If any proof were needed of our appetite for all things gardening, you only needed to see the torrent of people braving the lashings of rain during the opening hours of this year’s Melbourne International Flower and Garden Show.
Nothing can keep a gardening enthusiast away from a festival showcasing the latest ideas about how to grow stuff.
Over five days, the event continued to flesh out the different ways in which we might approach our patches. Here are some of the themes that got us thinking.
Fan aloes lent sculptural form to the show garden designed by Charlie AlboneCredit: Jim Pavlidis
Less can be more
Highlighting a plant’s sculptural form is one of the surest ways to play up horticultural drama. Gnarly, hard-pruned olives, shapely fan aloes and columnar cacti lent punch to a number of exhibits, including the show garden designed by Charlie Albone. This unfussy, predominantly green and grey display, which wound around and over two recycled shipping containers, was just one of the spaces highlighting how the best move is sometimes to take things out rather than add stuff in.
Recycled or repurposed elements
There’s no denying that show gardens soak up a lot of resources given their miniscule lifespan but many still addressed issues of sustainability, especially by incorporating “found” materials. Recycled brick and reclaimed timber featured in a string of displays, not only lending green credentials but creating the sense of character that comes with the passage of time.
The prize for the most quirky re-purpose option, though, would have to go to the Melbourne Flower School for its indoor installation arranged around canary yellow milk crates.

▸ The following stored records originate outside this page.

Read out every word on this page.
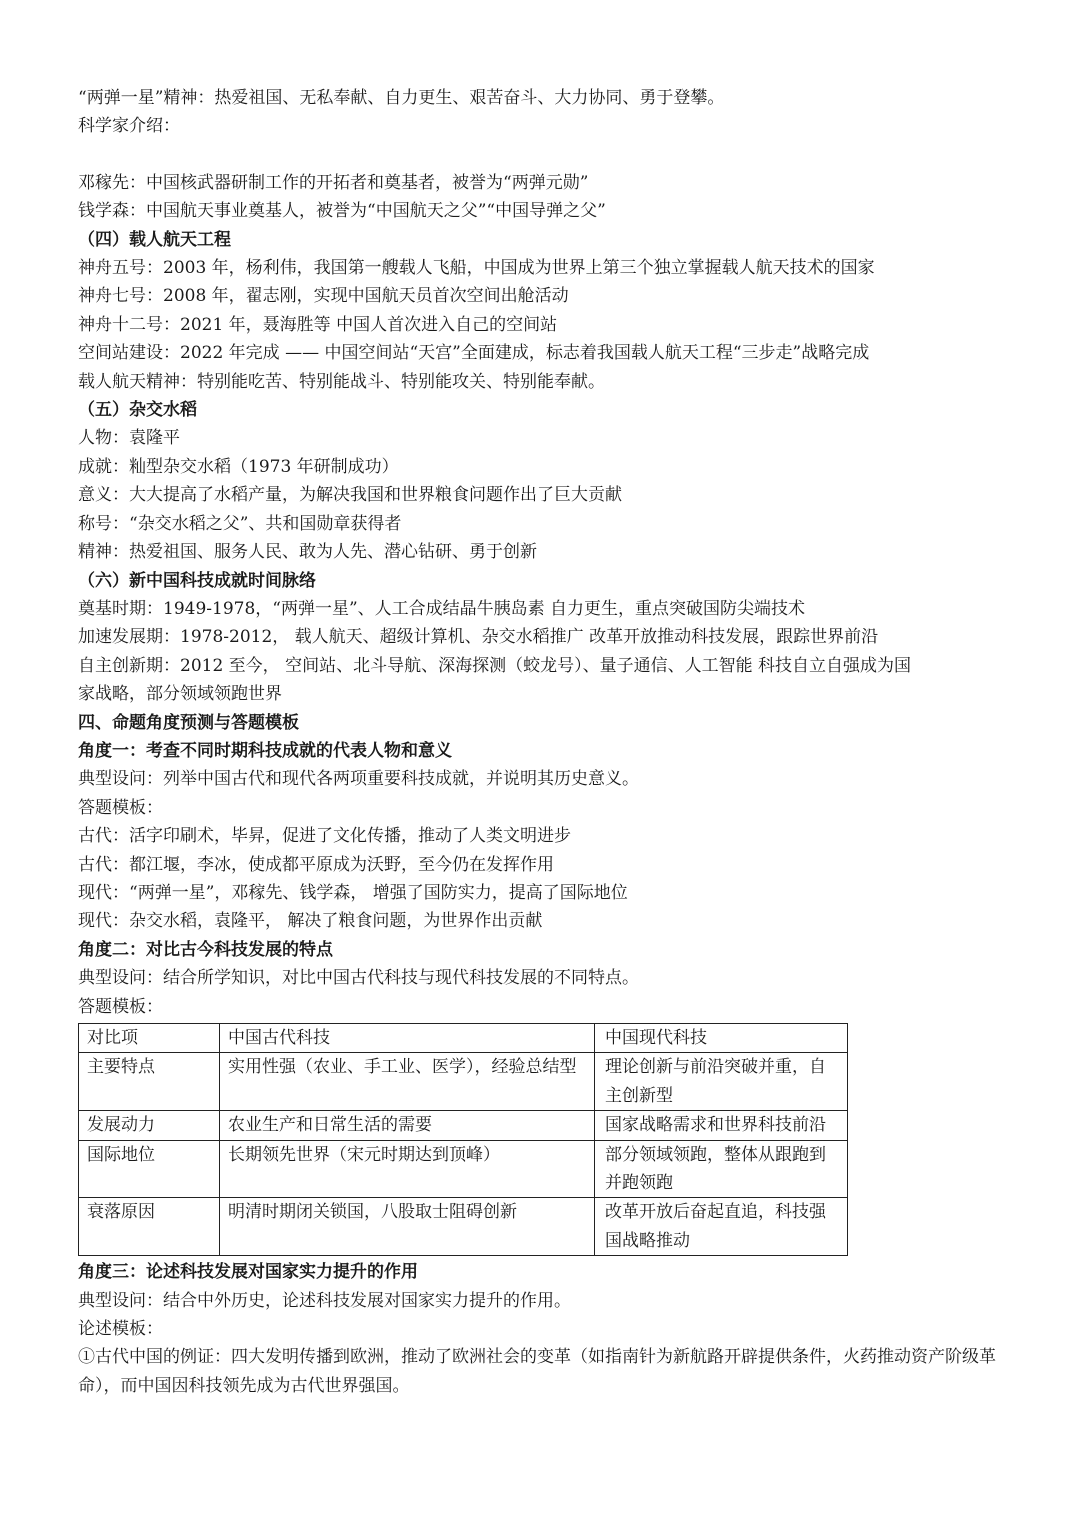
“两弹一星”精神：热爱祖国、无私奉献、自力更生、艰苦奋斗、大力协同、勇于登攀。

科学家介绍：

邓稼先：中国核武器研制工作的开拓者和奠基者，被誉为“两弹元勋”

钱学森：中国航天事业奠基人，被誉为“中国航天之父”“中国导弹之父”

（四）载人航天工程

神舟五号：2003 年，杨利伟，我国第一艘载人飞船，中国成为世界上第三个独立掌握载人航天技术的国家

神舟七号：2008 年，翟志刚，实现中国航天员首次空间出舱活动

神舟十二号：2021 年，聂海胜等 中国人首次进入自己的空间站

空间站建设：2022 年完成 —— 中国空间站“天宫”全面建成，标志着我国载人航天工程“三步走”战略完成

载人航天精神：特别能吃苦、特别能战斗、特别能攻关、特别能奉献。

（五）杂交水稻

人物：袁隆平

成就：籼型杂交水稻（1973 年研制成功）

意义：大大提高了水稻产量，为解决我国和世界粮食问题作出了巨大贡献

称号：“杂交水稻之父”、共和国勋章获得者

精神：热爱祖国、服务人民、敢为人先、潜心钻研、勇于创新

（六）新中国科技成就时间脉络

奠基时期：1949-1978，“两弹一星”、人工合成结晶牛胰岛素 自力更生，重点突破国防尖端技术

加速发展期：1978-2012， 载人航天、超级计算机、杂交水稻推广 改革开放推动科技发展，跟踪世界前沿

自主创新期：2012 至今， 空间站、北斗导航、深海探测（蛟龙号）、量子通信、人工智能 科技自立自强成为国

家战略，部分领域领跑世界

四、命题角度预测与答题模板

角度一：考查不同时期科技成就的代表人物和意义

典型设问：列举中国古代和现代各两项重要科技成就，并说明其历史意义。

答题模板：

古代：活字印刷术，毕昇，促进了文化传播，推动了人类文明进步

古代：都江堰，李冰，使成都平原成为沃野，至今仍在发挥作用

现代：“两弹一星”，邓稼先、钱学森， 增强了国防实力，提高了国际地位

现代：杂交水稻，袁隆平， 解决了粮食问题，为世界作出贡献

角度二：对比古今科技发展的特点

典型设问：结合所学知识，对比中国古代科技与现代科技发展的不同特点。

答题模板：

对比项	中国古代科技	中国现代科技
主要特点	实用性强（农业、手工业、医学），经验总结型	理论创新与前沿突破并重，自主创新型
发展动力	农业生产和日常生活的需要	国家战略需求和世界科技前沿
国际地位	长期领先世界（宋元时期达到顶峰）	部分领域领跑，整体从跟跑到并跑领跑
衰落原因	明清时期闭关锁国，八股取士阻碍创新	改革开放后奋起直追，科技强国战略推动

角度三：论述科技发展对国家实力提升的作用

典型设问：结合中外历史，论述科技发展对国家实力提升的作用。

论述模板：

①古代中国的例证：四大发明传播到欧洲，推动了欧洲社会的变革（如指南针为新航路开辟提供条件，火药推动资产阶级革命），而中国因科技领先成为古代世界强国。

Multitudes of sunflowers, amaranth, fig branches (with some of the fruit sliced open to reveal the crimson insides) and other foliage and flowers were cheekily woven through fun and funky plastic.
Re-purposed crates made for a funky and fun flower arrangement by the Melbourne Flower School Credit: Jim Pavlidis
Gardening as a process
The best displays didn’t feel static but instead highlighted the sense of dynamism that comes from the very act of gardening. At the Diggers Club space, for example, nothing felt set in stone. Brimming with edibles and flowers, you got the feeling that – like in any regular garden – there was a constant trickle of small interventions at play.
A similar air of spontaneity pervaded Stratis Landscape Architects’ “Karrikin Garden”, a boundary-breaking display that showed how fire can be used as a form of rejuvenation. This exhibit with its charcoal mulch, exposed tree roots and such pioneer plants as kangaroo apple seemingly popping up of their own accord illustrated how even the most hands-on of gardeners never have absolute control. The landscape itself exerts an influence, which only makes gardening more exciting.
Post-fire rejuvenation was highlighted in this garden by Stratis Landscape ArchitectsCredit: Jim Pavlids
Urban public planting doesn’t have to be boring
Who says roundabouts, verges and railway sidings can’t be complex, diverse and drop-dead beautiful? A collaboration between University of Melbourne horticulture researchers, landscape architects from Hassell and garden designers from Super Bloom showed just how much colour, texture, structure and all-round biodiversity is possible to introduce into the public realm. Moreover, it doesn’t have to break a council’s maintenance budget. This densely planted (about 16 plants a square metre) display highlighted how a carefully selected community of climate-appropriate perennials, annuals, succulents and shrubs can together create a landscape that is both resilient and joyful. So thrilling – and so easy-care – was this spread that you will want to adopt the concept for your own gardens.
Urban public planting can be complex, diverse and drop-dead beautifulCredit: Jim Pavlidis
Connection to wider ecological stories
“Fallen” logs, ephemeral water bodies and plants filling every niche featured in many of the displays, thereby forging a link between gardening and vegetation in the wild. In this time of species extinctions and climate change, these spaces highlighted how the best gardens are not only good for people but alluring for wildlife, too.
With containers, you can grow a garden anywhere
Roofs, balconies, against-the-odds courtyards – no place is too compromised to house some kind of potted plant. But for sheer wow factor, it was hard to go past the mixed planters in the “Bug & Bloom Garden” in the event’s kids’ zone. Mostly perennials but with a sprinkling of annuals, these pots, designed by the plant practice Super Bloom, were full of texture and colour and exuded all the spontaneity we want from our gardens. Plantings in pots can be as diverse and dramatic as any part of the garden. Go all-out and container gardens will repay you in spades.